When was the last time you went out for dinner alone? No, we don't mean grabbing a sandwich in Pret, but actually sitting down for a full slap-up meal. What about the last time you went on a relaxing spa weekend by yourself? It's not something that happens very often, I'm guessing. And yet, more of us than ever are taking the plunge and heading off on solo travel adventures, whether that's a yoga retreat or a six-month backpacking trip.
According to research from the Association of British Travel Agents, 15% of us now choose to travel alone – a figure that sat at just 6% as recently as 2011. Between language translation tools and the growth of social media, it's easier than ever to build a trip that suits you, and three-quarters of respondents said that their motivation for travelling alone laid in having the opportunity to pursue their own interests.
Nonetheless, for many, the idea of flying solo can still be offputting, with fears around lonliness and safety both commonly cited as reasons to put it in the 'no' pile. So, what steps can you take to make travelling solo easier? Here’s our top 10 tips…
Talk to people
In reality, travelling solo absolutely doesn’t have to mean being alone; in fact, with a small amount of effort you’ll probably find that you’re with people more of the time than not. The golden rule is simple: talk to people – in bars, in restaurants, on buses and trains. Anywhere.
Be reassured that many of the people you will meet will be in a similar situation and open to meeting new people. Although those travelling by themselves are the obvious open goal, don’t be put off speaking to groups or couples either - you’ll probably find that after three months of relentlessly making conversation with only each other they’re desperate to chat to someone, anyone, else.
If you’re still not sure about all of this, consider signing up to a website such as Thelma & Louise, an online community for women seeking female travel buddies. You can choose your desired destination, your budget and your age group, and arrange to meet others heading your way.
Read the reviews
Pay attention to customer reviews of hostels, hotels and tourist attractions, and use them to inform your decisions. Travellers are - in general - a thoughtful bunch so you’ll often find that other reviewers will mention how sociable an accomodation is, how safe it is for solo travellers and what the area is like.
Always have a back up
No matter how much you do talk to people, there will always be times when you are alone. For some people, this will be totally fine, while others may need more distraction. Pop something to keep you occupied in your everyday bag – a book, a diary, a magazine – so that you can dive into it when feel the need. A diary is a particularly good choice – not only is journaling a powerful way to clear your mind, it will also make for an awesome memento of your trip.
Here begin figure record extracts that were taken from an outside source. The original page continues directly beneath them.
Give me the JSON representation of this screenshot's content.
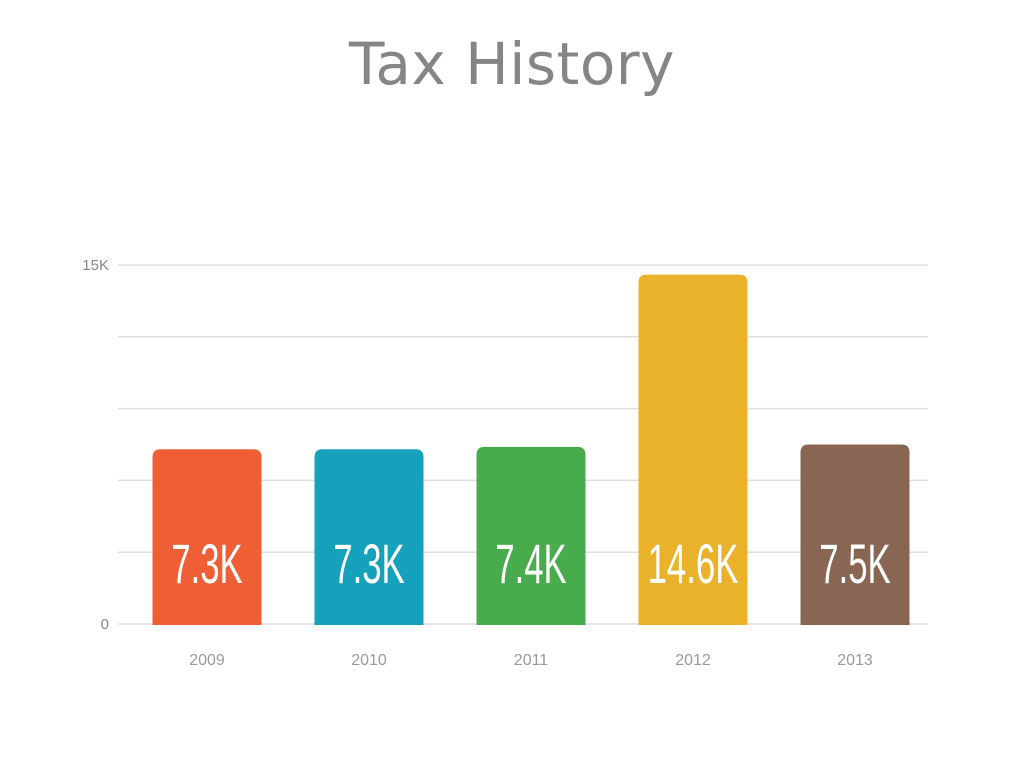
{
  "chart_data": {
    "type": "bar",
    "title": "Tax History",
    "xlabel": "",
    "ylabel": "",
    "categories": [
      "2009",
      "2010",
      "2011",
      "2012",
      "2013"
    ],
    "values": [
      7300,
      7300,
      7400,
      14600,
      7500
    ],
    "data_labels": [
      "7.3K",
      "7.3K",
      "7.4K",
      "14.6K",
      "7.5K"
    ],
    "colors": [
      "#f05e35",
      "#15a0bc",
      "#48ab4c",
      "#eab22a",
      "#896653"
    ],
    "ylim": [
      0,
      15000
    ],
    "yticks": [
      0,
      15000
    ],
    "ytick_labels": [
      "0",
      "15K"
    ],
    "gridlines": [
      0,
      3000,
      6000,
      9000,
      12000,
      15000
    ],
    "grid": true,
    "legend": "none"
  }
}
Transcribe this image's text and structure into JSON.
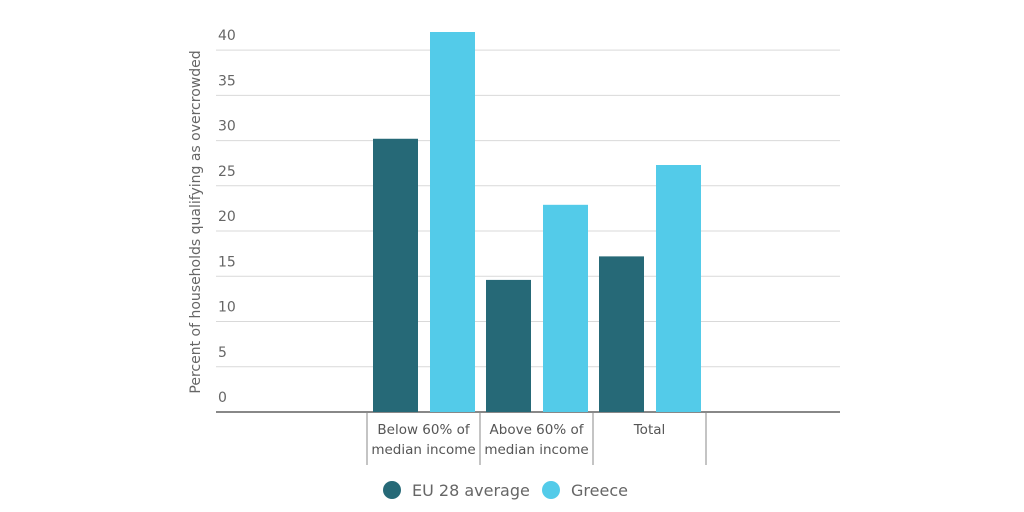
{
  "chart_data": {
    "type": "bar",
    "y_label": "Percent of households qualifying as overcrowded",
    "categories": [
      "Below 60% of median income",
      "Above 60% of median income",
      "Total"
    ],
    "series": [
      {
        "name": "EU 28 average",
        "color": "#266977",
        "values": [
          30.2,
          14.6,
          17.2
        ]
      },
      {
        "name": "Greece",
        "color": "#53cbe9",
        "values": [
          42,
          22.9,
          27.3
        ]
      }
    ],
    "ylim": [
      0,
      42
    ],
    "yticks": [
      0,
      5,
      10,
      15,
      20,
      25,
      30,
      35,
      40
    ],
    "grid": true
  }
}
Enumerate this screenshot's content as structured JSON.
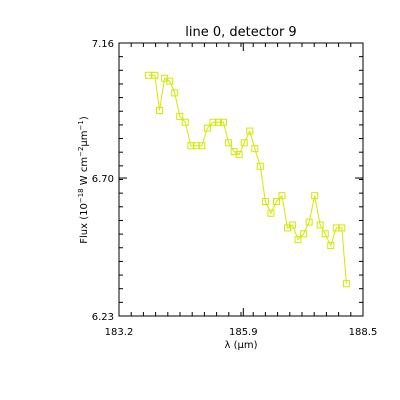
{
  "chart_data": {
    "type": "line",
    "title": "line 0, detector 9",
    "xlabel": "λ (μm)",
    "ylabel": "Flux (10^-18 W cm^-2 μm^-1)",
    "xlim": [
      183.2,
      188.5
    ],
    "ylim": [
      6.23,
      7.16
    ],
    "x_ticks": [
      "183.2",
      "185.9",
      "188.5"
    ],
    "y_ticks": [
      "6.23",
      "6.70",
      "7.16"
    ],
    "grid": false,
    "marker": "square",
    "color": "#d4e800",
    "series": [
      {
        "x": [
          183.84,
          183.98,
          184.08,
          184.19,
          184.3,
          184.41,
          184.52,
          184.64,
          184.76,
          184.88,
          185.0,
          185.12,
          185.24,
          185.36,
          185.47,
          185.58,
          185.7,
          185.81,
          185.92,
          186.04,
          186.15,
          186.27,
          186.38,
          186.5,
          186.62,
          186.74,
          186.86,
          186.97,
          187.09,
          187.21,
          187.33,
          187.45,
          187.57,
          187.68,
          187.8,
          187.92,
          188.04,
          188.14
        ],
        "y": [
          7.05,
          7.05,
          6.93,
          7.04,
          7.03,
          6.99,
          6.91,
          6.89,
          6.81,
          6.81,
          6.81,
          6.87,
          6.89,
          6.89,
          6.89,
          6.82,
          6.79,
          6.78,
          6.82,
          6.86,
          6.8,
          6.74,
          6.62,
          6.58,
          6.62,
          6.64,
          6.53,
          6.54,
          6.49,
          6.51,
          6.55,
          6.64,
          6.54,
          6.51,
          6.47,
          6.53,
          6.53,
          6.34
        ]
      }
    ]
  }
}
Don’t be shy about getting stuck in
With your smartphone at your fingertips, finding new ways to get stuck into a city should be a breeze. As a challenge, commit to doing one group activity in every city that you visit, be it joining a free walking tour, a cooking class or signing up to go kayaking through the coutryside.
Don’t turn your nose up at staying in a dorm room every now and then either, especially if it’s been a while since you've met anyone new – as we said before, just read the reviews first.
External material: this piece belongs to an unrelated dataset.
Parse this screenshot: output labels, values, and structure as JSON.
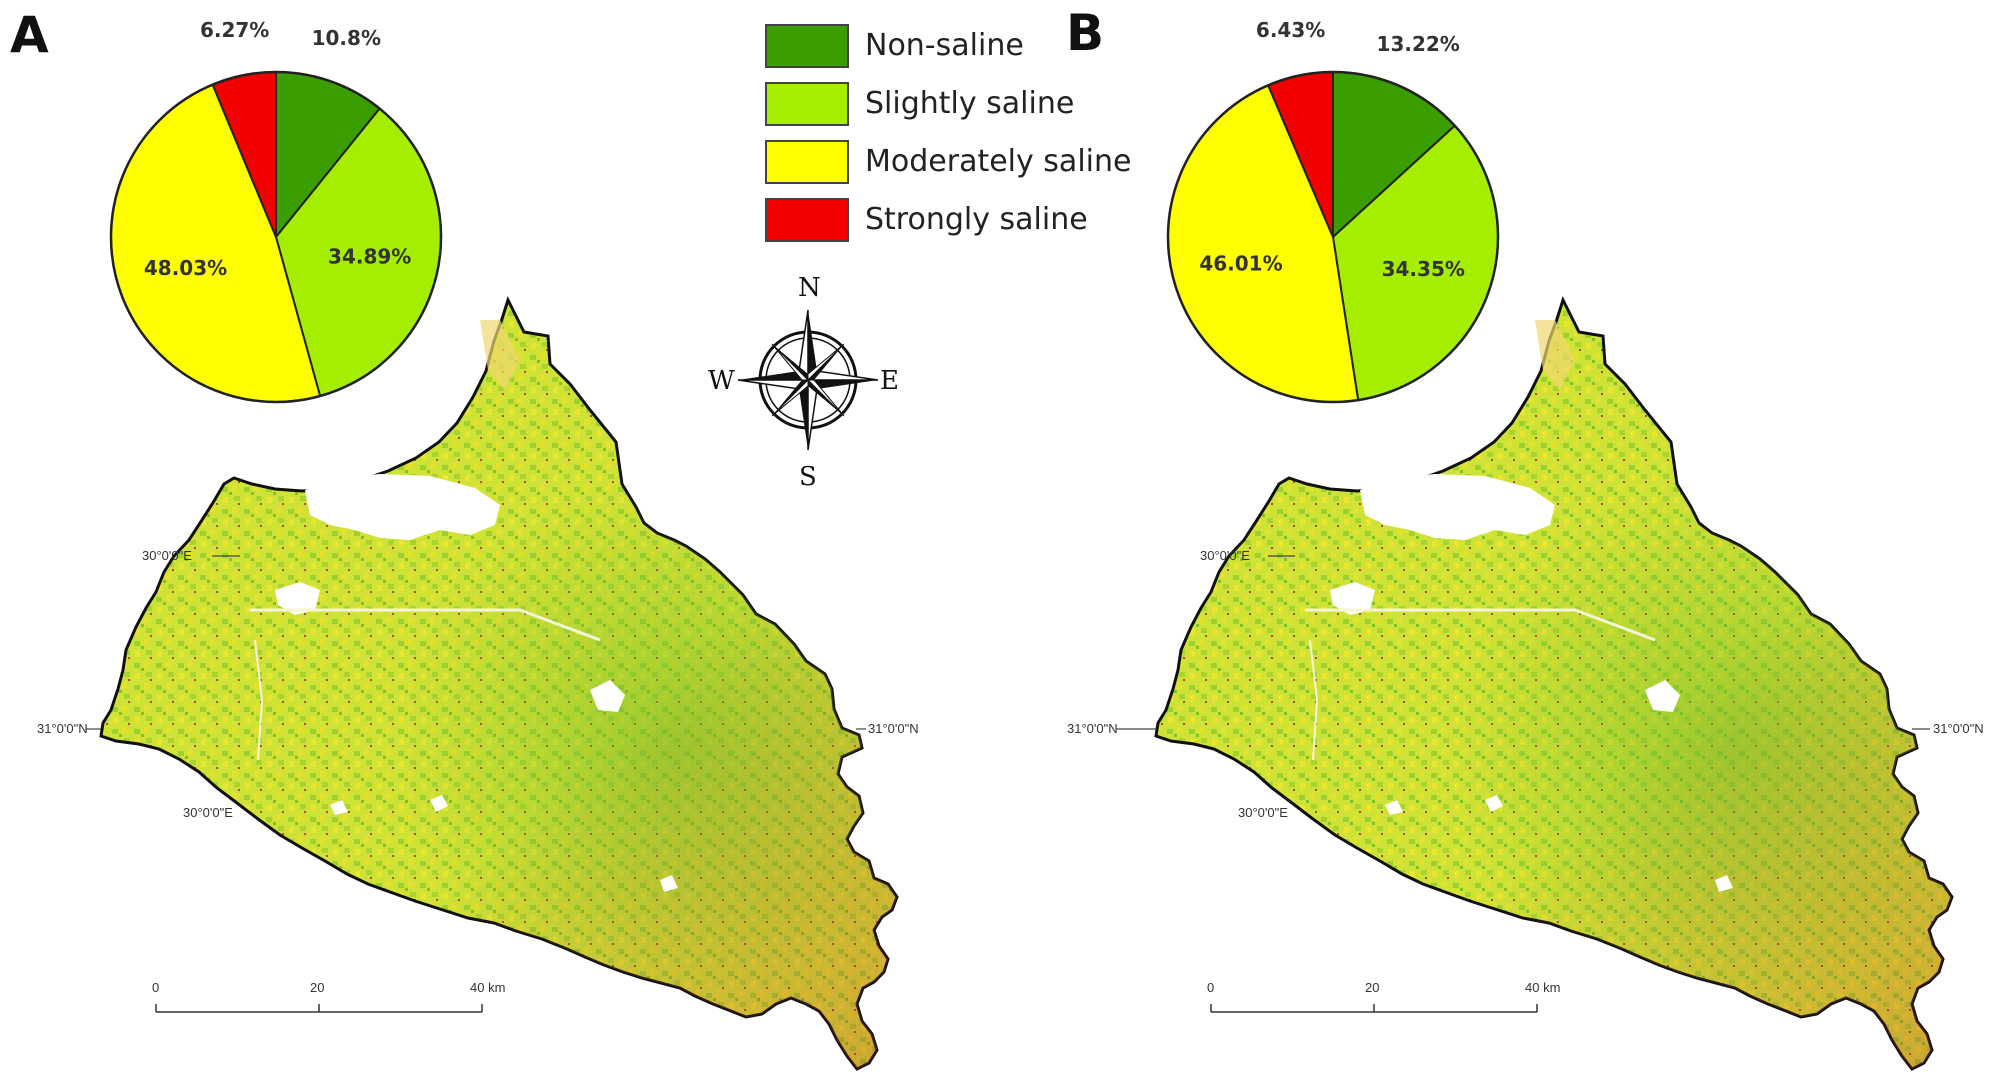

Don't let your routine slip
Hotel and hostel gyms can be a bit hit and miss, so if you fancy something more structured then checking out the local group class options can be a great way to learn about life in that city and meet to new people.
Many top boutique studios are also now expanding globally; Barry's Bootcamp have studios all over the world, including in Mexico, Australia and Singapore, while Soul Cycle have branches across the US and Canada. Alternatively, keep yourself motivated by signing up to an epic fitness event somewhere exotic.
Learn some lingo
Even if you’re not travelling solo, learning a few important words – hello, thank you, sorry – can be a game changer. If you are alone, it could be the key to getting you out of a sticky situation.
Respect Your Budget
There are certain things that you're going to need to accept if you're travelling solo, and one of them is that sometimes you’re going to end up paying more for things than you otherwise would, whether that’s because of not having someone to split the cost of a room with or having to take the slightly pricier transport option because it’ll be safer. Factor this into your trip planning before you go! Not only will it mean you’re hit with less surprises, but on a practical level, it will also mean you don’t have to make cutbacks later in your trip.
Your Secret Weapon: A Sleeping Bag Liner
If there's one thing not to travel without, it's a sleeping bag liner. Basically, a super light, foldable sleeping bag, it's the most versatile weapon in any traveller's arsenal. Turn up at a hotel at 3am to find it's dirtier than you'd like? Here's your silky soft shield. Wanting to avoid prying eyes on that long-distance bus and keep your valuables safe at the same time? Hide your stuff – and yourself – inside of it. End up sleeping in a chilly mountainside hut? You’ll be glad for the extra layer.
When you’re travelling solo, you need to apply some common sense: keep in touch with someone back home, know your limits when it comes to alcohol and don't go wondering off down dark alleys alone. That said, balance this with letting your guard down a little – just trust your intuition.
Perhaps the most important thing to remember to force out your self doubt and back yourself, no matter what your brain might be telling you. The minute you give yourself some credit you'll be amazed at what you can achieve.